Auch die Gesamtzahl der Gewerbeaufgaben stieg im Jahr 2024 an. Zwischen Januar und September wurden 356.800 Gewerbe vollständig aufgegeben – ein Anstieg von 1,3 Prozent im Vergleich zum Vorjahr. Interessanterweise ging jedoch die Zahl der Schließungen von größeren Unternehmen mit wirtschaftlicher Bedeutung um 1,8 Prozent auf 70.900 zurück. Dies deutet darauf hin, dass insbesondere kleine und mittlere Unternehmen (KMU) unter den aktuellen Bedingungen leiden.

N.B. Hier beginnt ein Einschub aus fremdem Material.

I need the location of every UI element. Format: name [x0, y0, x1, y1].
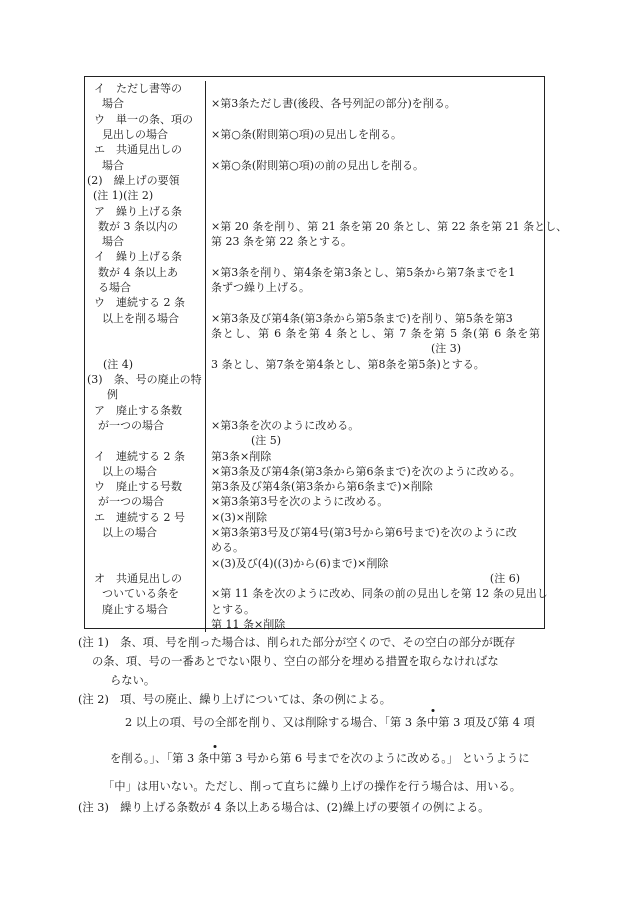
table-row: (注 3) [85, 341, 544, 356]
table-row: ア 廃止する条数 [85, 403, 544, 418]
table-cell-left: 以上を削る場合 [85, 311, 206, 326]
note-text: 2 以上の項、号の全部を削り、又は削除する場合、「第 3 条 [125, 716, 427, 729]
table-cell-left: 場合 [85, 158, 206, 173]
table-cell-right: 3 条とし、第7条を第4条とし、第8条を第5条)とする。 [206, 357, 544, 372]
table-row: (2) 繰上げの要領 [85, 173, 544, 188]
note-text: (注 1) 条、項、号を削った場合は、削られた部分が空くので、その空白の部分が既… [78, 636, 515, 649]
table-cell-right: ×第3条第3号を次のように改める。 [206, 494, 544, 509]
table-row: ウ 連続する 2 条 [85, 295, 544, 310]
table-cell-left: 場合 [85, 96, 206, 111]
table-cell-left: 場合 [85, 234, 206, 249]
note-text: 「中」は用いない。ただし、削って直ちに繰り上げの操作を行う場合は、用いる。 [103, 780, 521, 793]
table-row: 例 [85, 387, 544, 402]
note-text: (注 3) 繰り上げる条数が 4 条以上ある場合は、(2)繰上げの要領イの例によ… [78, 801, 489, 814]
table-cell-right: 第 11 条×削除 [206, 617, 544, 632]
table-row: 数が 3 条以内の×第 20 条を削り、第 21 条を第 20 条とし、第 22… [85, 219, 544, 234]
note-line: の条、項、号の一番あとでない限り、空白の部分を埋める措置を取らなければな [78, 652, 560, 671]
table-row: エ 連続する 2 号×(3)×削除 [85, 510, 544, 525]
table-cell-left [85, 556, 206, 571]
table-cell-left: (注 4) [85, 357, 206, 372]
table-row: る場合条ずつ繰り上げる。 [85, 280, 544, 295]
table-cell-left: ウ 連続する 2 条 [85, 295, 206, 310]
table-row: エ 共通見出しの [85, 142, 544, 157]
table-row: 第 11 条×削除 [85, 617, 544, 632]
note-text: 第 3 項及び第 4 項 [438, 716, 535, 729]
table-row: ウ 廃止する号数第3条及び第4条(第3条から第6条まで)×削除 [85, 479, 544, 494]
table-cell-left: が一つの場合 [85, 418, 206, 433]
table-cell-left: 数が 4 条以上あ [85, 265, 206, 280]
table-cell-right: 条とし、第 6 条を第 4 条とし、第 7 条を第 5 条(第 6 条を第 [206, 326, 544, 341]
table-cell-left: 以上の場合 [85, 525, 206, 540]
table-row: ×(3)及び(4)((3)から(6)まで)×削除 [85, 556, 544, 571]
table-cell-left [85, 341, 206, 356]
table-cell-right [206, 188, 544, 203]
notes-section: (注 1) 条、項、号を削った場合は、削られた部分が空くので、その空白の部分が既… [78, 633, 560, 817]
note-line: (注 3) 繰り上げる条数が 4 条以上ある場合は、(2)繰上げの要領イの例によ… [78, 798, 560, 817]
note-line: を削る。」、「第 3 条中第 3 号から第 6 号までを次のように改める。」 と… [78, 749, 560, 768]
table-cell-left: (3) 条、号の廃止の特 [85, 372, 206, 387]
table-row: ついている条を×第 11 条を次のように改め、同条の前の見出しを第 12 条の見… [85, 586, 544, 601]
table-cell-right: ×第○条(附則第○項)の前の見出しを削る。 [206, 158, 544, 173]
table-cell-left: が一つの場合 [85, 494, 206, 509]
table-cell-left: 以上の場合 [85, 464, 206, 479]
table-row: 廃止する場合とする。 [85, 602, 544, 617]
note-line: 「中」は用いない。ただし、削って直ちに繰り上げの操作を行う場合は、用いる。 [78, 777, 560, 796]
table-cell-right: ×第3条を削り、第4条を第3条とし、第5条から第7条までを1 [206, 265, 544, 280]
table-row: が一つの場合×第3条第3号を次のように改める。 [85, 494, 544, 509]
note-text: の条、項、号の一番あとでない限り、空白の部分を埋める措置を取らなければな [92, 655, 499, 668]
table-cell-left: ウ 単一の条、項の [85, 112, 206, 127]
table-row: が一つの場合×第3条を次のように改める。 [85, 418, 544, 433]
document-page: { "page": { "background": "#ffffff", "te… [0, 0, 630, 903]
table-cell-right: ×第3条及び第4条(第3条から第5条まで)を削り、第5条を第3 [206, 311, 544, 326]
table-cell-left: 数が 3 条以内の [85, 219, 206, 234]
table-cell-left: オ 共通見出しの [85, 571, 206, 586]
table-row: 条とし、第 6 条を第 4 条とし、第 7 条を第 5 条(第 6 条を第 [85, 326, 544, 341]
table-cell-right [206, 142, 544, 157]
table-cell-right [206, 249, 544, 264]
note-text: (注 2) 項、号の廃止、繰り上げについては、条の例による。 [78, 693, 391, 706]
table-cell-right: (注 6) [206, 571, 544, 586]
table-cell-left [85, 540, 206, 555]
table-row: 以上の場合×第3条第3号及び第4号(第3号から第6号まで)を次のように改 [85, 525, 544, 540]
note-line: らない。 [78, 671, 560, 690]
table-cell-left: ついている条を [85, 586, 206, 601]
table-row: イ ただし書等の [85, 81, 544, 96]
table-cell-right: ×(3)及び(4)((3)から(6)まで)×削除 [206, 556, 544, 571]
table-cell-left: イ 連続する 2 条 [85, 449, 206, 464]
table-cell-right: ×第3条及び第4条(第3条から第6条まで)を次のように改める。 [206, 464, 544, 479]
table-row: 以上の場合×第3条及び第4条(第3条から第6条まで)を次のように改める。 [85, 464, 544, 479]
note-text: 第 3 号から第 6 号までを次のように改める。」 というように [220, 752, 529, 765]
table-cell-right: (注 3) [206, 341, 544, 356]
table-cell-right [206, 403, 544, 418]
table-cell-left: ア 廃止する条数 [85, 403, 206, 418]
table-row: 以上を削る場合×第3条及び第4条(第3条から第5条まで)を削り、第5条を第3 [85, 311, 544, 326]
table-row: 場合第 23 条を第 22 条とする。 [85, 234, 544, 249]
table-cell-right [206, 81, 544, 96]
table-cell-right: ×第3条ただし書(後段、各号列記の部分)を削る。 [206, 96, 544, 111]
emphasized-character: 中 [209, 749, 220, 768]
table-cell-right: める。 [206, 540, 544, 555]
table-cell-left: (注 1)(注 2) [85, 188, 206, 203]
table-cell-left: 例 [85, 387, 206, 402]
note-line: (注 1) 条、項、号を削った場合は、削られた部分が空くので、その空白の部分が既… [78, 633, 560, 652]
table-cell-left: エ 連続する 2 号 [85, 510, 206, 525]
table-row: 数が 4 条以上あ×第3条を削り、第4条を第3条とし、第5条から第7条までを1 [85, 265, 544, 280]
table-body: イ ただし書等の場合×第3条ただし書(後段、各号列記の部分)を削る。ウ 単一の条… [85, 81, 544, 632]
table-cell-left: エ 共通見出しの [85, 142, 206, 157]
table-cell-right [206, 112, 544, 127]
table-cell-right: 条ずつ繰り上げる。 [206, 280, 544, 295]
note-line: 2 以上の項、号の全部を削り、又は削除する場合、「第 3 条中第 3 項及び第 … [78, 713, 560, 732]
table-cell-right: 第 23 条を第 22 条とする。 [206, 234, 544, 249]
table-cell-left: ウ 廃止する号数 [85, 479, 206, 494]
table-cell-right [206, 387, 544, 402]
table-row: 場合×第○条(附則第○項)の前の見出しを削る。 [85, 158, 544, 173]
table-cell-right: ×第 20 条を削り、第 21 条を第 20 条とし、第 22 条を第 21 条… [206, 219, 571, 234]
table-cell-right: ×第3条を次のように改める。 [206, 418, 544, 433]
table-cell-left: イ 繰り上げる条 [85, 249, 206, 264]
table-cell-left: 見出しの場合 [85, 127, 206, 142]
table-cell-left: (2) 繰上げの要領 [85, 173, 206, 188]
table-row: める。 [85, 540, 544, 555]
table-cell-left: る場合 [85, 280, 206, 295]
table-row: ア 繰り上げる条 [85, 204, 544, 219]
emphasized-character: 中 [427, 713, 438, 732]
note-text: を削る。」、「第 3 条 [110, 752, 209, 765]
table-cell-right [206, 204, 544, 219]
table-cell-left: イ ただし書等の [85, 81, 206, 96]
table-row: 見出しの場合×第○条(附則第○項)の見出しを削る。 [85, 127, 544, 142]
table-row: 場合×第3条ただし書(後段、各号列記の部分)を削る。 [85, 96, 544, 111]
table-cell-left [85, 326, 206, 341]
note-text: らない。 [110, 674, 155, 687]
table-cell-right: 第3条×削除 [206, 449, 544, 464]
table-row: (3) 条、号の廃止の特 [85, 372, 544, 387]
table-cell-right: ×第3条第3号及び第4号(第3号から第6号まで)を次のように改 [206, 525, 544, 540]
table-row: イ 連続する 2 条第3条×削除 [85, 449, 544, 464]
table-cell-right: (注 5) [206, 433, 544, 448]
note-line: (注 2) 項、号の廃止、繰り上げについては、条の例による。 [78, 690, 560, 709]
table-cell-left [85, 433, 206, 448]
table-cell-right: とする。 [206, 602, 544, 617]
table-cell-right [206, 295, 544, 310]
table-row: ウ 単一の条、項の [85, 112, 544, 127]
table-row: イ 繰り上げる条 [85, 249, 544, 264]
table-cell-left: 廃止する場合 [85, 602, 206, 617]
table-row: (注 1)(注 2) [85, 188, 544, 203]
table-row: オ 共通見出しの(注 6) [85, 571, 544, 586]
table-row: (注 4)3 条とし、第7条を第4条とし、第8条を第5条)とする。 [85, 357, 544, 372]
table-row: (注 5) [85, 433, 544, 448]
table-cell-right: ×第 11 条を次のように改め、同条の前の見出しを第 12 条の見出し [206, 586, 552, 601]
table-cell-right: 第3条及び第4条(第3条から第6条まで)×削除 [206, 479, 544, 494]
table-cell-left: ア 繰り上げる条 [85, 204, 206, 219]
table-cell-right [206, 372, 544, 387]
table-cell-right: ×第○条(附則第○項)の見出しを削る。 [206, 127, 544, 142]
revision-table: イ ただし書等の場合×第3条ただし書(後段、各号列記の部分)を削る。ウ 単一の条… [84, 76, 545, 629]
table-cell-right: ×(3)×削除 [206, 510, 544, 525]
table-cell-right [206, 173, 544, 188]
table-cell-left [85, 617, 206, 632]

Herausforderungen und Perspektiven
Die aktuellen Zahlen werfen ein Schlaglicht auf die wirtschaftlichen Probleme, mit denen deutsche Unternehmen konfrontiert sind. Viele Betriebe stehen vor der schwierigen Aufgabe, ihre Liquidität zu sichern und gleichzeitig den steigenden Kosten sowie dem internationalen Druck standzuhalten. Experten sind sich einig, dass die Politik handeln muss, um die Rahmenbedingungen zu verbessern.
Besonders dringend sei es, die Bürokratie zu reduzieren und Maßnahmen zur Stabilisierung der Energiepreise zu ergreifen. Klaus Wohlrabe vom Ifo-Institut fordert außerdem, den Wettbewerb auf europäischer Ebene zu stärken, um deutschen Unternehmen eine faire Chance im globalen Markt zu bieten.